Statistical analysis was done. There was two false positive and six false negative cases [Table 2]. The percentage of sensitivity, specificity and accuracy were 78.57, 99.55, and 98.32 respectively. The predictive values of positive test and negative test were 91.66 & 98.67 [Table 3].
Table 1
No. of cases | Number of margins evaluated | Presence of carcinoma in frozen section | Presence of carcinoma in paraffin section | Negative frozen section | Negative paraffin section |
104 | 470 | 18 | 22 | 452 | 448 |
Discussion
Frozen section analysis during intraoperative consultation is an important tool in ensuring adequate margin clearance 10, 11 & to obtain a definite immediate diagnosis, on the basis of which surgical decision will be made.
Table 4
Authors | Accuracy (%) | Sensitivity (%) | Specificity (%) |
DiNardo et al12 (2000) | 98.3 | 86.8 | 98.9 |
Sharma SM et al7 (2008) | 96.74 | 2.0 | 99.41 |
DU et al (2016)13 | 96.7 | 83.1 | 97.9 |
Present study | 98.32 | 78.57 | 99.55 |
Achievement of an adequate tumor free margin is the aim of head and neck squamous cell carcinoma surgery, as it is a well known predictor of local failure and distant failures.14 Considering that there may be shrinkage of surgical margin (31% to 46%) at the time of paraffin section, most surgeons aim at 8 to 10 mm of margins during surgery to achieve a 5 mm tumor free margin.4
Immediate diagnosis allows the surgeon to proceed with further therapy without any kind of delay. A definite immediate diagnosis is said to be dependent on the reliability of frozen sections.15 Many authors have carried out frozen section study on soft tissue tumors and margins evaluation in the different parts of body, with varying percentages of reliability.16, 12
Frozen sections have been used both in the diagnosis and to evaluate margins. In most publications, accuracy for such diagnosis is 96.8% to 98%.7, 15, 13, 17 The diagnosis on lesions in different regions of the body were varied in their accuracy form 91.5% to 98%,10 and in head and neck neoplasm 96% to 99%.7, 3, 17
There are essentially two main sources of frozen section errors. An error can be interpretive wherein the pathologist makes an incorrect histologic diagnosis. Distortion of the tissue architecture during the freezing process, uneven sectioning, or poor staining can all increase the likelihood of this form of error. When in doubt, the pathologist defers diagnosis. Although not as satisfying as a definitive diagnosis, it is preferable to an interpretive error.

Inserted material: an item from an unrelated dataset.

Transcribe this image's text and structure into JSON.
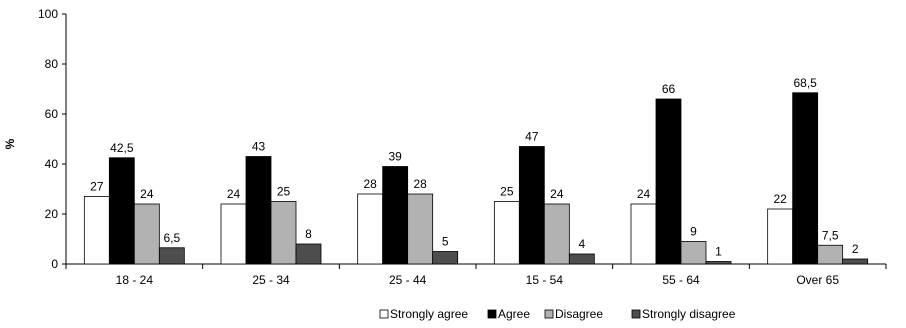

Specimen processing adds further potential for sampling error because usually only a portion of the frozen section specimen is sectioned and embedded for immediate evaluation.
The limitation of present study was that there was small sample size and not too good collaboration between surgeon & pathologist. Future improvements in the margin evaluation through the development of molecular tumor markers may further diminish errors.
Conclusion
Frozen section is a helpful tool in intraoperative decision making in indicated situations. The results are highly specific but only moderately sensitive compared with the final margins from the resections specimens. It is shown that frozen sections were beneficial in the present series as, patients who had positive results required revision of margins. The surgeon and pathologist must understand the limitations of frozen section and attempt to minimize the cost and sampling error. However, intraoperative molecular analysis of surgical margins may eventually be developed as the ‘state of the art’ method for cancer surgery.